A simple search engine may search for documents using a keyword search - finding all documents that contain the specified keyword and then sorting by how frequently the keyword appears in that document. The problem with this approach though, is that it is not context dependent, and could produce inaccurate results because of semantic ambiguity. Also, content providers could game this system by flooding their documents with irrelevant keywords so that their documents would appear higher up in the search results. This was the state of the early web; there had to be a better way.
Another way of searching for data might be to relate documents by how they link to each other, and how much their content relates. Essentially, we would group related documents together. This would provide more relevant search results with less error. This is (approximately) how the Google search engine works. It is this type of data structuring that is often of importance in MIR.
Applications of MIR
So what is MIR good for? What can we do with all of this data? Although there is academic research into a wide array of MIR applications, the following have become ubiquitous:
- Recommender systems - find similar (or dissimilar) artists or songs based on one or both of the following methods:
- Playist / Purchase history - use metadata from a users' playlist or purchase history to find related metadata. In order for this approach to work, the metadata has to be correct. This system is used, for example, in the iTunes Genius sidebar.

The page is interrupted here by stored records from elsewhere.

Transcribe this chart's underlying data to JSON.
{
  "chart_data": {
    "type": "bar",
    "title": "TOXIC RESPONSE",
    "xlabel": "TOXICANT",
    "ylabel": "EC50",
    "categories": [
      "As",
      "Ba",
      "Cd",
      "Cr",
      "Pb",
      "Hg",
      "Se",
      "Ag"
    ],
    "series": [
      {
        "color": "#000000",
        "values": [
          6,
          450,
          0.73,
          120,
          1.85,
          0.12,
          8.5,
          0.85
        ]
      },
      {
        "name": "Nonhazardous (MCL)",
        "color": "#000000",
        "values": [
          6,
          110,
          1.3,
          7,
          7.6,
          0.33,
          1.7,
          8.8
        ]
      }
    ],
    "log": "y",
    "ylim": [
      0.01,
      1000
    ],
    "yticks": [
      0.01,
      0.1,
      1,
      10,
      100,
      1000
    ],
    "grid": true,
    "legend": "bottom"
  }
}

- Audio similarity - use actual audio data to find similar artists or songs. This is more difficult to implement because it must work with actual data, but the results are generally more accurate
- Playist / Purchase history - use metadata from a users' playlist or purchase history to find related metadata. In order for this approach to work, the metadata has to be correct. This system is used, for example, in the iTunes Genius sidebar.
- Fingerprinting - identify a given song or artist from only a small fragment of a song. This approach can be used by listeners to identify unknown songs / artists, find a song by singing / humming it, or by publishers to identify songs that are used in broadcast.